The annotation has the following properties:
url - this is where to find the replication configuration. The replication configuration is in fact identical in format to the export configuration file described above and basically even means the same thing. The only difference between the export and replication (from the point of view of the configuration file) is where the data to be exported/replicated ends up. In case of export the data is exported into a file, in case of replication a copy of the data is stored to the same database the data was read from.
storage - where to find the configuration file. This is either in the classloader or on filesystem.

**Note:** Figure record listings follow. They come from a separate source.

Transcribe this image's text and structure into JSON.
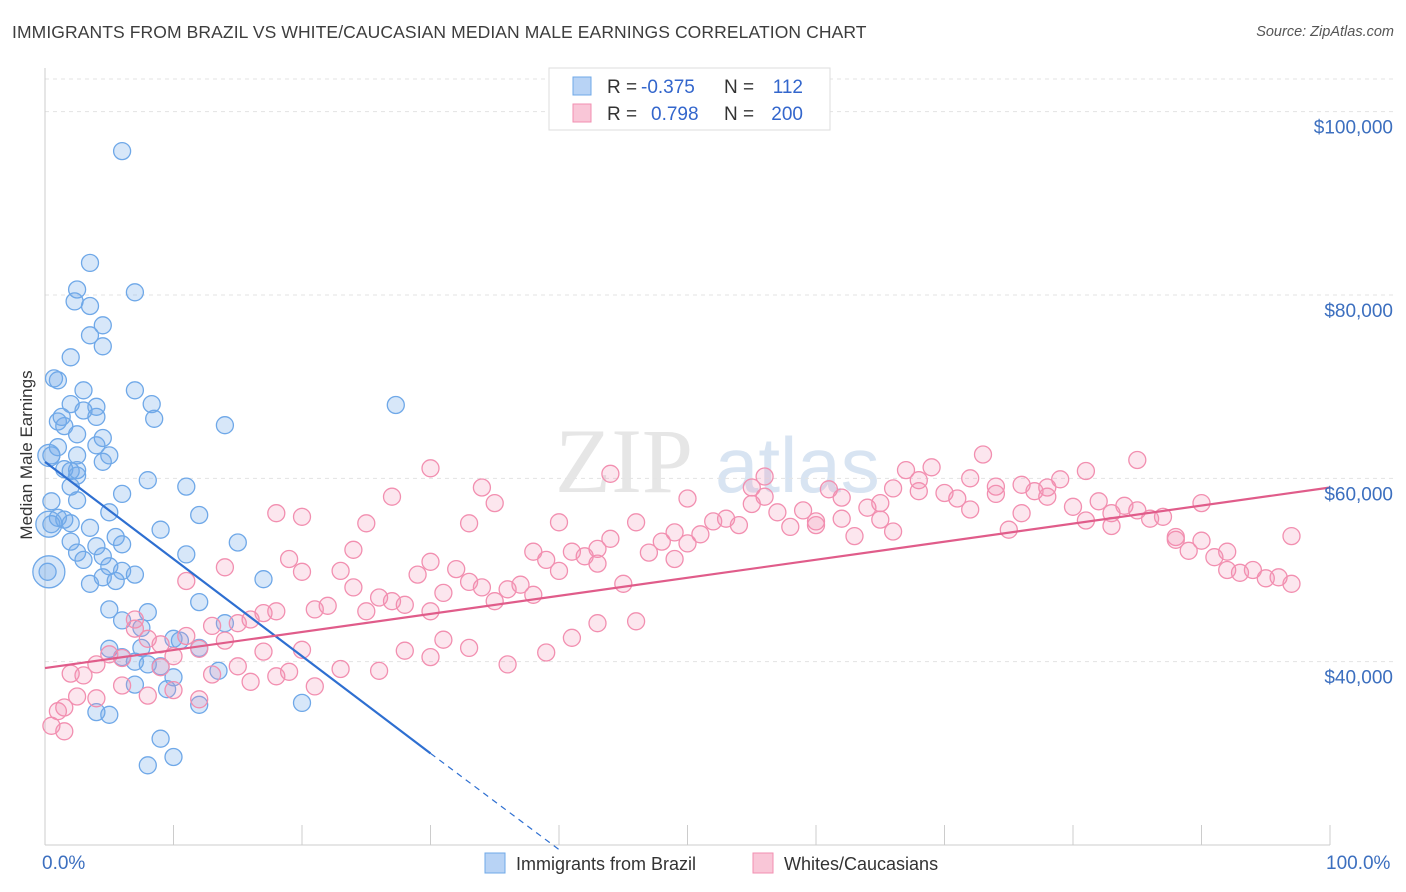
{
  "header": {
    "title": "IMMIGRANTS FROM BRAZIL VS WHITE/CAUCASIAN MEDIAN MALE EARNINGS CORRELATION CHART",
    "source": "Source: ZipAtlas.com"
  },
  "watermark": {
    "zip": "ZIP",
    "atlas": "atlas"
  },
  "chart_data": {
    "type": "scatter",
    "ylabel": "Median Male Earnings",
    "xlim": [
      0,
      100
    ],
    "ylim": [
      20000,
      104000
    ],
    "x_tick_labels": {
      "left": "0.0%",
      "right": "100.0%"
    },
    "y_ticks": [
      {
        "value": 40000,
        "label": "$40,000"
      },
      {
        "value": 60000,
        "label": "$60,000"
      },
      {
        "value": 80000,
        "label": "$80,000"
      },
      {
        "value": 100000,
        "label": "$100,000"
      }
    ],
    "grid": true,
    "legend": {
      "placement": "top-center",
      "rows": [
        {
          "r_label": "R =",
          "r_value": "-0.375",
          "n_label": "N =",
          "n_value": "112"
        },
        {
          "r_label": "R =",
          "r_value": "0.798",
          "n_label": "N =",
          "n_value": "200"
        }
      ]
    },
    "series": [
      {
        "name": "Immigrants from Brazil",
        "color": "#6fa8e8",
        "trend": {
          "x0": 0,
          "y0": 61800,
          "x1": 30,
          "y1": 30000,
          "dash_to_x": 40,
          "dash_to_y": 19500,
          "color": "#2e6fd1"
        },
        "points": [
          [
            6,
            95.7
          ],
          [
            3.5,
            83.5
          ],
          [
            2.5,
            80.6
          ],
          [
            7,
            80.3
          ],
          [
            2.3,
            79.3
          ],
          [
            3.5,
            78.8
          ],
          [
            4.5,
            76.7
          ],
          [
            3.5,
            75.6
          ],
          [
            4.5,
            74.4
          ],
          [
            2,
            73.2
          ],
          [
            0.7,
            70.9
          ],
          [
            1,
            70.7
          ],
          [
            3,
            69.6
          ],
          [
            7,
            69.6
          ],
          [
            2,
            68.1
          ],
          [
            8.3,
            68.1
          ],
          [
            27.3,
            68
          ],
          [
            4,
            67.8
          ],
          [
            3,
            67.4
          ],
          [
            1.3,
            66.7
          ],
          [
            4,
            66.7
          ],
          [
            8.5,
            66.5
          ],
          [
            1,
            66.2
          ],
          [
            1.5,
            65.7
          ],
          [
            14,
            65.8
          ],
          [
            2.5,
            64.8
          ],
          [
            4.5,
            64.4
          ],
          [
            4,
            63.6
          ],
          [
            1,
            63.4
          ],
          [
            0.5,
            62.5
          ],
          [
            2.5,
            62.5
          ],
          [
            5,
            62.5
          ],
          [
            4.5,
            61.8
          ],
          [
            1.5,
            61
          ],
          [
            2.5,
            60.9
          ],
          [
            2,
            60.8
          ],
          [
            2.5,
            60.3
          ],
          [
            8,
            59.8
          ],
          [
            11,
            59.1
          ],
          [
            2,
            59.1
          ],
          [
            6,
            58.3
          ],
          [
            2.5,
            57.6
          ],
          [
            0.5,
            57.5
          ],
          [
            5,
            56.3
          ],
          [
            12,
            56
          ],
          [
            1,
            55.7
          ],
          [
            1.5,
            55.5
          ],
          [
            2,
            55.1
          ],
          [
            0.5,
            55
          ],
          [
            3.5,
            54.6
          ],
          [
            9,
            54.4
          ],
          [
            5.5,
            53.6
          ],
          [
            2,
            53.1
          ],
          [
            15,
            53
          ],
          [
            6,
            52.8
          ],
          [
            4,
            52.6
          ],
          [
            2.5,
            51.9
          ],
          [
            11,
            51.7
          ],
          [
            4.5,
            51.5
          ],
          [
            3,
            51.1
          ],
          [
            5,
            50.4
          ],
          [
            6,
            49.9
          ],
          [
            0.2,
            49.8
          ],
          [
            7,
            49.5
          ],
          [
            4.5,
            49.2
          ],
          [
            17,
            49
          ],
          [
            5.5,
            48.8
          ],
          [
            3.5,
            48.5
          ],
          [
            12,
            46.5
          ],
          [
            5,
            45.7
          ],
          [
            8,
            45.4
          ],
          [
            6,
            44.5
          ],
          [
            14,
            44.2
          ],
          [
            7.5,
            43.7
          ],
          [
            10,
            42.5
          ],
          [
            10.5,
            42.3
          ],
          [
            7.5,
            41.5
          ],
          [
            12,
            41.5
          ],
          [
            5,
            41.4
          ],
          [
            6,
            40.5
          ],
          [
            7,
            40
          ],
          [
            8,
            39.7
          ],
          [
            9,
            39.5
          ],
          [
            13.5,
            39
          ],
          [
            10,
            38.3
          ],
          [
            7,
            37.5
          ],
          [
            9.5,
            37
          ],
          [
            20,
            35.5
          ],
          [
            12,
            35.3
          ],
          [
            4,
            34.5
          ],
          [
            5,
            34.2
          ],
          [
            9,
            31.6
          ],
          [
            10,
            29.6
          ],
          [
            8,
            28.7
          ]
        ]
      },
      {
        "name": "Whites/Caucasians",
        "color": "#f28fb0",
        "trend": {
          "x0": 0,
          "y0": 39300,
          "x1": 100,
          "y1": 59000,
          "color": "#e05c8a"
        },
        "points": [
          [
            97,
            53.7
          ],
          [
            95,
            49.1
          ],
          [
            93,
            49.7
          ],
          [
            92,
            52
          ],
          [
            91,
            51.4
          ],
          [
            90,
            53.2
          ],
          [
            89,
            52.1
          ],
          [
            88,
            53.6
          ],
          [
            87,
            55.8
          ],
          [
            86,
            55.6
          ],
          [
            85,
            56.5
          ],
          [
            84,
            57
          ],
          [
            83,
            56.2
          ],
          [
            82,
            57.5
          ],
          [
            81,
            55.4
          ],
          [
            80,
            56.9
          ],
          [
            79,
            59.9
          ],
          [
            78,
            59
          ],
          [
            77,
            58.6
          ],
          [
            76,
            56.2
          ],
          [
            75,
            54.4
          ],
          [
            74,
            58.3
          ],
          [
            73,
            62.6
          ],
          [
            72,
            60
          ],
          [
            71,
            57.8
          ],
          [
            70,
            58.4
          ],
          [
            69,
            61.2
          ],
          [
            68,
            59.8
          ],
          [
            67,
            60.9
          ],
          [
            66,
            58.9
          ],
          [
            65,
            55.5
          ],
          [
            64,
            56.8
          ],
          [
            63,
            53.7
          ],
          [
            62,
            57.9
          ],
          [
            61,
            58.8
          ],
          [
            60,
            55.3
          ],
          [
            59,
            56.5
          ],
          [
            58,
            54.7
          ],
          [
            57,
            56.3
          ],
          [
            56,
            58
          ],
          [
            55,
            57.2
          ],
          [
            54,
            54.9
          ],
          [
            53,
            55.6
          ],
          [
            52,
            55.3
          ],
          [
            51,
            53.9
          ],
          [
            50,
            52.9
          ],
          [
            49,
            51.2
          ],
          [
            48,
            53.1
          ],
          [
            47,
            51.9
          ],
          [
            46,
            55.2
          ],
          [
            45,
            48.5
          ],
          [
            44,
            53.4
          ],
          [
            43,
            50.7
          ],
          [
            42,
            51.5
          ],
          [
            41,
            52
          ],
          [
            40,
            49.9
          ],
          [
            39,
            51.1
          ],
          [
            38,
            47.3
          ],
          [
            37,
            48.4
          ],
          [
            36,
            47.9
          ],
          [
            35,
            46.6
          ],
          [
            34,
            48.1
          ],
          [
            33,
            48.7
          ],
          [
            32,
            50.1
          ],
          [
            31,
            47.5
          ],
          [
            30,
            45.5
          ],
          [
            29,
            49.5
          ],
          [
            28,
            46.2
          ],
          [
            27,
            46.6
          ],
          [
            26,
            47
          ],
          [
            25,
            45.5
          ],
          [
            24,
            48.1
          ],
          [
            23,
            49.9
          ],
          [
            22,
            46.1
          ],
          [
            21,
            45.7
          ],
          [
            20,
            49.8
          ],
          [
            19,
            51.2
          ],
          [
            18,
            45.5
          ],
          [
            17,
            45.3
          ],
          [
            16,
            44.6
          ],
          [
            15,
            44.2
          ],
          [
            14,
            42.3
          ],
          [
            13,
            43.9
          ],
          [
            12,
            41.4
          ],
          [
            11,
            42.8
          ],
          [
            10,
            40.6
          ],
          [
            9,
            41.9
          ],
          [
            8,
            42.5
          ],
          [
            7,
            43.6
          ],
          [
            6,
            40.4
          ],
          [
            5,
            40.8
          ],
          [
            4,
            39.7
          ],
          [
            3,
            38.5
          ],
          [
            2.5,
            36.2
          ],
          [
            2,
            38.7
          ],
          [
            1.5,
            35
          ],
          [
            1,
            34.6
          ],
          [
            0.5,
            33
          ],
          [
            1.5,
            32.4
          ],
          [
            20,
            55.8
          ],
          [
            25,
            55.1
          ],
          [
            35,
            57.3
          ],
          [
            40,
            55.2
          ],
          [
            55,
            59
          ],
          [
            62,
            55.6
          ],
          [
            68,
            58.6
          ],
          [
            74,
            59.1
          ],
          [
            78,
            58
          ],
          [
            83,
            54.8
          ],
          [
            27,
            58
          ],
          [
            30,
            50.9
          ],
          [
            33,
            55.1
          ],
          [
            38,
            52
          ],
          [
            43,
            52.3
          ],
          [
            50,
            57.8
          ],
          [
            60,
            54.9
          ],
          [
            65,
            57.3
          ],
          [
            72,
            56.6
          ],
          [
            88,
            53.3
          ],
          [
            92,
            50
          ],
          [
            96,
            49.2
          ],
          [
            15,
            39.5
          ],
          [
            17,
            41.1
          ],
          [
            18,
            38.4
          ],
          [
            20,
            41.3
          ],
          [
            23,
            39.2
          ],
          [
            26,
            39
          ],
          [
            28,
            41.2
          ],
          [
            30,
            40.5
          ],
          [
            31,
            42.4
          ],
          [
            33,
            41.5
          ],
          [
            36,
            39.7
          ],
          [
            39,
            41
          ],
          [
            41,
            42.6
          ],
          [
            43,
            44.2
          ],
          [
            46,
            44.4
          ],
          [
            10,
            36.9
          ],
          [
            12,
            35.9
          ],
          [
            13,
            38.6
          ],
          [
            16,
            37.8
          ],
          [
            19,
            38.9
          ],
          [
            21,
            37.3
          ],
          [
            6,
            37.4
          ],
          [
            8,
            36.3
          ],
          [
            9,
            39.4
          ],
          [
            4,
            36
          ],
          [
            7,
            44.6
          ],
          [
            11,
            48.8
          ],
          [
            14,
            50.3
          ],
          [
            18,
            56.2
          ],
          [
            24,
            52.2
          ],
          [
            30,
            61.1
          ],
          [
            34,
            59
          ],
          [
            44,
            60.5
          ],
          [
            49,
            54.1
          ],
          [
            56,
            60.2
          ],
          [
            66,
            54.2
          ],
          [
            76,
            59.3
          ],
          [
            81,
            60.8
          ],
          [
            85,
            62
          ],
          [
            90,
            57.3
          ],
          [
            94,
            50
          ],
          [
            97,
            48.5
          ]
        ]
      }
    ]
  },
  "bottom_legend": [
    {
      "label": "Immigrants from Brazil"
    },
    {
      "label": "Whites/Caucasians"
    }
  ]
}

replicaModifier - this is an optional callback method that is called before a replica is stored into the database so that it can be modified by the caller in some fashion (think updating the name so that it's easier for the developer to identify the replicas...)
replicaCreationStrategy - TestNG can run a test several times either concurrently in a number of threads or sequentially. This can be specified in the TestNG's @Test annotation. The replica creation strategy then defines how many replicas are going to be created and are the replicas going to be distributed to the individual test invocations. There are two possible strategies:
PER_INVOCATION - each invocation of the test gets it own replica. This is the default strategy.
PER_THREAD - all the tests that happen to be executed in given thread obtain the same replica.
But how do the tests obtain the replicas, you ask? It would be ideal if the tests could have a method parameter that would contain the replica data. Unfortunately, I found no way of achieving that in TestNG (I found no way of persuading TestNG that this method is a test method even if it has parameter and doesn't have a data provider). The alternative approach is therefore to use a kind of singleton that would be able to identify the test being executed and supply it with the correct replica.
Such singleton is surprisingly called ReplicaProvider and has a static get() method that, when called from within the test, will automagically return an object describing the replicas supposed for that test.